What a loop needs before you let it run

Name three things and you can turn one loose with confidence. A goal the agent can pursue without you re-steering it at every step. A check that proves the goal is met: tests that pass, a schema that validates, a reviewer that signs off. And limits that end the run: a cap on iterations, a stop when the changes stop changing, and a ceiling on tokens or spend. If you cannot yet name the check, that is useful information, because the fix is the goal, not the agent.

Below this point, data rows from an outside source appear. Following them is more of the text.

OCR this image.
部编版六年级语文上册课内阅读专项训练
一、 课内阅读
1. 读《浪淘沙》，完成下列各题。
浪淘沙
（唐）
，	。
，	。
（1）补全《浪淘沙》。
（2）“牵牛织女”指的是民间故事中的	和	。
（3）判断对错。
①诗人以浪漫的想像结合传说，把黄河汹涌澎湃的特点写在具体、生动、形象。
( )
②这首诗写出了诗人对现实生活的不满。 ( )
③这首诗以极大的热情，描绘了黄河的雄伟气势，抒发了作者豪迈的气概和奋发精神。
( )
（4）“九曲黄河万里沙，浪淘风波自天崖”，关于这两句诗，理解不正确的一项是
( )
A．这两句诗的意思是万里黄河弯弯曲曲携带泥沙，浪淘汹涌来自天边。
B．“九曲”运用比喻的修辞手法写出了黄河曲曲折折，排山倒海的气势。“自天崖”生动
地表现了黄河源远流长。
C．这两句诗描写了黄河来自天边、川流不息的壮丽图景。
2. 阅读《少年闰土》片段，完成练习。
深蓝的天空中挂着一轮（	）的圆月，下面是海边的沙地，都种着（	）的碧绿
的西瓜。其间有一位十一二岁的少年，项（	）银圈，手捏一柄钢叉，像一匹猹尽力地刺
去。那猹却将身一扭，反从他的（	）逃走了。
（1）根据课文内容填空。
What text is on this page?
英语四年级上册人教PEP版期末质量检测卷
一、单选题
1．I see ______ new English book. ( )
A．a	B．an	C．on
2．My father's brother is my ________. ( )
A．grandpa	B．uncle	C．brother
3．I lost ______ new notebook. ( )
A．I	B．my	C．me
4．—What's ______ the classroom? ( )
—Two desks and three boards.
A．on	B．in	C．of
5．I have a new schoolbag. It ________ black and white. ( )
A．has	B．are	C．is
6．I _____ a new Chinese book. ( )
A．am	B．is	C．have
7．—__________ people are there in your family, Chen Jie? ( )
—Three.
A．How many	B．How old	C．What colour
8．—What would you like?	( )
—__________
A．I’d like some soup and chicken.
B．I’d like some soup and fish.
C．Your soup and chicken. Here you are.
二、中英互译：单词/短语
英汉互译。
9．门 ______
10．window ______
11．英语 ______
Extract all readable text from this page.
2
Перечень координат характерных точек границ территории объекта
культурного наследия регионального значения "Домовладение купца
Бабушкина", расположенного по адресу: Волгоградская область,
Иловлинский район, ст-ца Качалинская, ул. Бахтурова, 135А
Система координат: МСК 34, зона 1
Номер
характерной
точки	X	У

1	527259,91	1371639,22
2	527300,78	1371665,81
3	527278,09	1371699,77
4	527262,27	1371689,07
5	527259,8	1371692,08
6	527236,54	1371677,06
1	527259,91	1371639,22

The good news from running these at scale is where loops actually stumble, which is rarely the reasoning. In our own field study of an autonomous agent workforce, across 942 runs about 70% succeeded, and almost every failure was operational: a bad configuration, a timeout, a tool call abandoned halfway. Those are the engineerable kind. Build the recovery, the checks, and the stop conditions well, and the loop gets reliable fast. That plumbing is most of what we build when a client wants agents they can rely on.

What this means if you run a business

This is one of the better shifts in how software gets built in years, and it is available to you now. The teams that win with it are not the ones chasing the headline or handing a loop their codebase on faith. They put agents in loops behind checks they trust, starting on the work where a check is cheap and a mistake is catchable. Pick a reversible task, keep the risky and irreversible steps behind a named human approval, build the evaluation that tells you when a loop has drifted, and make sure an unattended loop with broad access cannot move client data somewhere it should not go, the same care behind shadow AI. It also helps to know which model belongs inside the loop, which is its own comparison worth running on your own work.

We have a stake to name here. ideius builds these systems, so a team that reads this may later hire us to build one. The advice does not change either way: the loop is the easy part to buy, and the check is the part that deserves your judgment. We are vendor-neutral and earn the same whatever you end up running, which is why we would rather see you spend on the verifier than on a bigger model.

The work did not disappear. It moved up a level, from typing the next instruction to designing the loop and the check that decides when the work is done. That is a better job, and the teams building it now are the ones who will trust their agents while everyone else is still typing.